Walhasil, kebijakan-kebijakan ekonomi nasional justru semakin mengenyangkan segelintir penguasa ekonomi yang tergabung ke dalam jejaring oligarki penopang kekuasaan istana tersebut
Sehingga perkembangannya secara statistik dan ekonomi, sebagaimana yang dikemukakan oleh Thomas Pikkety, seorang guru besar bidang ekonomi berasal dari Perancis dalam buku “Capital in The Twenty-First Century” dan oleh Joseph E. Stiglitz, penerima penghargaan Nobel Laureate bidang ekonomi tahun 2001 di dalam buku “The Price of Inequality” atau oleh Robert Reich dalam buku “Inequality for All”, tingkat pertumbuhan kekayaan kelompok ekonomi teratas jauh melampaui tingkat pertumbuhan gaji para pekerja (wages) dan tingkat pertumbuhan standard hidup layak para pekerja (standard of living).
Menurut para ekonom itu, ada pergerakan tingkat pertumbuhan yang tidak sinkron antara kelompok masyarakat kaya dengan masyarakat menengah ke bawah.
Di satu sisi kekayaan para konglomerat terus tumbuh setiap tahun dengan angka yang cukup bombastis, sementara itu di sisi lain gaji karyawan dan standar hidup layak para pekerja nyaris stagnan.

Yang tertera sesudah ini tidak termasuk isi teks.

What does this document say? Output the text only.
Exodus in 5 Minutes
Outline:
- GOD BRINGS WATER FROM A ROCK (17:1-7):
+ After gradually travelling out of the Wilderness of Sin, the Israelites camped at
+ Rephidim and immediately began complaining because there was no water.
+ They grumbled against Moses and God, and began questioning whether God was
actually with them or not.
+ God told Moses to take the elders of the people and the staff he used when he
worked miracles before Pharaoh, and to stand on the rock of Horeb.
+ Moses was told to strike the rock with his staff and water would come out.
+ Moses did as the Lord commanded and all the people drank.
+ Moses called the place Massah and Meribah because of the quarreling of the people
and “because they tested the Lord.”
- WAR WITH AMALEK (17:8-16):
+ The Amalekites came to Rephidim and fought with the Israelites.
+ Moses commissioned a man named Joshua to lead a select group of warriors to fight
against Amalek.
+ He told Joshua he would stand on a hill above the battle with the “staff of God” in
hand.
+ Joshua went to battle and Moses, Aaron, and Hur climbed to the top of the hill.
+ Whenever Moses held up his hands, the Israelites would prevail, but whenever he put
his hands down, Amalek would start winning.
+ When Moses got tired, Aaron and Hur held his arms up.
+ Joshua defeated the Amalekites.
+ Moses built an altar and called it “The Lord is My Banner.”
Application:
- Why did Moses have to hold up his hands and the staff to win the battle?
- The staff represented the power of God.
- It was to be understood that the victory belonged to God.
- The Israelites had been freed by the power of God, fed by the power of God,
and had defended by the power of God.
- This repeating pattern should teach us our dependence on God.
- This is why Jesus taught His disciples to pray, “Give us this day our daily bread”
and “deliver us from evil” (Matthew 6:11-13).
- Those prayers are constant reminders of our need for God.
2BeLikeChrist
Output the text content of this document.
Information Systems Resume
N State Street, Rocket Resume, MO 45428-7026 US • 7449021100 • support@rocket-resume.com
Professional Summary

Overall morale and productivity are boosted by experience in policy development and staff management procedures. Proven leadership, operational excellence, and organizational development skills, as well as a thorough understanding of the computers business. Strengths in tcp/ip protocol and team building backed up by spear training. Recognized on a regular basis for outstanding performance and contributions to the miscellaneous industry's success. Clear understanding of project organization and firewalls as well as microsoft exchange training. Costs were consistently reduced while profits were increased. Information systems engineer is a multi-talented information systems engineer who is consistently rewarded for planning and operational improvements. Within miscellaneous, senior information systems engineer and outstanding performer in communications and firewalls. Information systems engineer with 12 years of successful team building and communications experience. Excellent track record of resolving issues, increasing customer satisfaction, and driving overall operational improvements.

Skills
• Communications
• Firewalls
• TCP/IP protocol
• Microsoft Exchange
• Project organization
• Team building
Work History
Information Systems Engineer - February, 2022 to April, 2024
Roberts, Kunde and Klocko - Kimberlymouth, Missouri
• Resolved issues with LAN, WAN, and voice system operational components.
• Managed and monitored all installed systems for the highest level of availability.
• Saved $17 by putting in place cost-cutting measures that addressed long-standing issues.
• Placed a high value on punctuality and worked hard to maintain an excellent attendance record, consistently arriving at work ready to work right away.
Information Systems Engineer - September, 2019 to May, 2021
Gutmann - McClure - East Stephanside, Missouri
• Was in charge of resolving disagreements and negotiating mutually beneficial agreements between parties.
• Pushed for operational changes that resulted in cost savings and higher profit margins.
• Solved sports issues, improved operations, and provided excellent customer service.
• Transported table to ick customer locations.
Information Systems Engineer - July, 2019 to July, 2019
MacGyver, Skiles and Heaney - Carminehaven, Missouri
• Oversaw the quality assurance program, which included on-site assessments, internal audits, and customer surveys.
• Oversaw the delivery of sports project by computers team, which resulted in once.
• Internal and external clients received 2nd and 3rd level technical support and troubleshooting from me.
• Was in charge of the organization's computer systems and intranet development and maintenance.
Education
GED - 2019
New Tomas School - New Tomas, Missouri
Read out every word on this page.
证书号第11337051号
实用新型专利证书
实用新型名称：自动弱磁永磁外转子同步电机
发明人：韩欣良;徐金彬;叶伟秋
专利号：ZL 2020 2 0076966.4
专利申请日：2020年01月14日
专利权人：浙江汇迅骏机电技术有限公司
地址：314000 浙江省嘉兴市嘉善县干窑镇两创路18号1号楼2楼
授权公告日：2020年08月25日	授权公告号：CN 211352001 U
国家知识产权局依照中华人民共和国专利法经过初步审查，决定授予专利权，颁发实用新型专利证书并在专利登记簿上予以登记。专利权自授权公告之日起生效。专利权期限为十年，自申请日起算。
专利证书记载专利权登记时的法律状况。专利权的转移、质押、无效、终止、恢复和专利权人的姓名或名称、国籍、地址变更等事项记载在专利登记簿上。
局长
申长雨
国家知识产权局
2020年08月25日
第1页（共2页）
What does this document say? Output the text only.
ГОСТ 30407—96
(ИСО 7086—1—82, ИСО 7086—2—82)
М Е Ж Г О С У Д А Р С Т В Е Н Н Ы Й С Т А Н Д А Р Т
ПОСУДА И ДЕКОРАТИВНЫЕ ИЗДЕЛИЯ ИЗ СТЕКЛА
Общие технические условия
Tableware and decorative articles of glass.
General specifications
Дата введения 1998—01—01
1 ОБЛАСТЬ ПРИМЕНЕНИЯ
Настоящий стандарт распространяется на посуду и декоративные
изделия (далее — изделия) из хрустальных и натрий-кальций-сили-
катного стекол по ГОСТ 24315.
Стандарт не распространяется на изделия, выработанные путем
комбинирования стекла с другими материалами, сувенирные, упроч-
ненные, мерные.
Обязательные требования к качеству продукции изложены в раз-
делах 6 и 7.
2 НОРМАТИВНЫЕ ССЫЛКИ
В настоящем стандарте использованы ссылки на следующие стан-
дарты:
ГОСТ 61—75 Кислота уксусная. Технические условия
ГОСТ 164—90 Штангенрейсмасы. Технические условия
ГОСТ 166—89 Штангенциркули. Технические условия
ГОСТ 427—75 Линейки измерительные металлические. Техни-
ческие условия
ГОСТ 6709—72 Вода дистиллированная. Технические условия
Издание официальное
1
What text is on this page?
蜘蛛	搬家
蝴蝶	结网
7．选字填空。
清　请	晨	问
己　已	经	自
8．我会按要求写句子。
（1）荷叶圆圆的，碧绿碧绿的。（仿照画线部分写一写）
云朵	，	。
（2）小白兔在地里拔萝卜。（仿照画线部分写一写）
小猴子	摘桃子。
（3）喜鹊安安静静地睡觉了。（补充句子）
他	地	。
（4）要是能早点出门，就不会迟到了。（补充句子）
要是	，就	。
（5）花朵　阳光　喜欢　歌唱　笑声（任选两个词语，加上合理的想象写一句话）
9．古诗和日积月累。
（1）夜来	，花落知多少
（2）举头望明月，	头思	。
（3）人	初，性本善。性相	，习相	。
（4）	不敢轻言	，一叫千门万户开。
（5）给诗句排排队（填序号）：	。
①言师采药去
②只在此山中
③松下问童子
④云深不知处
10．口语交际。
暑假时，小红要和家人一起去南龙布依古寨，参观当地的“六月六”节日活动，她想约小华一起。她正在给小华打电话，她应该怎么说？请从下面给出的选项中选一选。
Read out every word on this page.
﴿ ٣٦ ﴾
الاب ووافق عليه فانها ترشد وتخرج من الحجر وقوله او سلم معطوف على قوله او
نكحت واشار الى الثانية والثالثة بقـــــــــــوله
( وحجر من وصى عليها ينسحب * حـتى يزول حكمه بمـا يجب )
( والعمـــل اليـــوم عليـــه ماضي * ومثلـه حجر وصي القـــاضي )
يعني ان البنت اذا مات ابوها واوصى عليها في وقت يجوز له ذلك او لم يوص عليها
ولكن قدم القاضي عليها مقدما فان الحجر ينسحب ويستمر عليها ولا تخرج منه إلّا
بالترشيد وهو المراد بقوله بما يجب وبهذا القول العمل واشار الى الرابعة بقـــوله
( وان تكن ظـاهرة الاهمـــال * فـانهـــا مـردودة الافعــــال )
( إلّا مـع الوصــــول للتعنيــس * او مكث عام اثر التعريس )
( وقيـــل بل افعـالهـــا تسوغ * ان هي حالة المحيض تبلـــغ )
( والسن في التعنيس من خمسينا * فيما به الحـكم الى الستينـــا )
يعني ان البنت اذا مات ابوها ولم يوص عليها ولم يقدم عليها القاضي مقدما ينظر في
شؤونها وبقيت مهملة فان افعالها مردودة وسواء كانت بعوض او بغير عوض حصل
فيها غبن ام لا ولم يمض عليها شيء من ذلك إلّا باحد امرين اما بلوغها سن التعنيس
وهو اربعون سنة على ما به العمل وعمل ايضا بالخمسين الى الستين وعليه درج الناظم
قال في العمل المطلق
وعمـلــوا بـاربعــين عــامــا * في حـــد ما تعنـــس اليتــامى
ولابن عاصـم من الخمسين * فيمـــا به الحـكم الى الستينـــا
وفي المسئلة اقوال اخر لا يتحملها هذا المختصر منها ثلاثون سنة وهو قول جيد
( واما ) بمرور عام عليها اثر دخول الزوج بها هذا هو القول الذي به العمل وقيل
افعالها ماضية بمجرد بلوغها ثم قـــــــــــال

Sehingga menimbulkan jurang (cliff) yang sangat tajam antara masyarakat kaya (the have) dengan masyarakat menengah ke bawah.
Sementara itu secara politik, Francis Fukuyama, penulis buku kontroversial “The end of History and The Last Man” tepat setelah runtuhnya Uni Soviet , yang sebelumnya begitu percaya diri dan agak jumawa mengatakan bahwa demokrasi liberal dan kapitalisme adalah tujuan akhir dari evolusi peradaban manusia, akhirnya meralat sendiri pendiriannya.
Dalam karya-karya terbarunya, baik “ The Origin of Political Order – terbit tahun 2011” maupun “Political Order and Political Decay – terbit tahun 2014”, Frank, panggilan akrab Fukuyama, mulai pesimistis dengan perkembangan mutakhir demokrasi liberal dan ekonomi pasar bebas.
Kapitalisme dan demokrasi liberal telah memperlihatkan tanda-tanda kurang baik yang bisa merusak idealitas demokrasi itu sendiri.
Frank, sebagaimana Joseph Stiglitz, menyayangkan berkembangnya model “rent seeking economic” yang ternyata berimbas buruk pada dunia politik.
Ekonomi rente yang secara terus-menerus memberi peluang besar terhadap para pemilik modal untuk mengakumulasi kekayaannya malah mendorong terbentuknya pola patrimonialistik (political patrimony) dalam sistem politik.
Menurut dia, model ekonomi rente mendorong terbentuknya relasi politik patron-klien (clientalism pattern) yang sayangnya malah menumpulkan responsivitas pemerintah terhadap rakyatnya.
Para pemilik modal dengan mudah menyetir arah kebijakan pemerintah, bahkan mereka mempunyai kemampuan memaksa di dalam proses pembuatan kebijakan karena piutang politik selama masa kontestasi pemilu yang harus dibayar oleh para politisi.
Melorotnya responsivitas pemerintah (the government) terhadap kepentingan masyarakat pemilih berimbas pada memburuknya kualitas akuntabilitas publik.
Pemerintah merasa jauh lebih bertanggung jawab kepada kemajuan usaha dan akumulasi modal segelintir orang (pemilik modal) ketimbang kepada rakyat.
Sehingga akhirnya demokrasi sebagai imperatif moral dan sebagai sistem instrumental yang mendorong aktualisasi kebebasan dan kemanusiaan malah terdegradasi sedemikian rupa.
Demokrasi kembali ke sistem Schumpeterian (merujuk pada pemikir ekonomi fenomenal Joseph Schumpeter) yang sangat teknis dan prosedural, di mana demokrasi terdegradasi ke level yang sangat teknis, yakni sekadar pemilihan umum semata, tanpa terkait dengan urusan keadilan ekonomi dan kesejahteraan mayoritas rakyat.
Nah, karena perkembangan tersebut, secara fundamental ideologis maupun secara historis, demokrasi Pancasila yang lahir dari perdebatan-perdebatan ciamik masa lampau itu, kini tersisa cuma sebatas nama yang hanya disebut-sebut secara simbolistis saja.
Dalam perjalanannya sampai saat ini, tarik ulur antara individualisme dan kolektifisme hanya eksis di dalam perdebatan intelektual.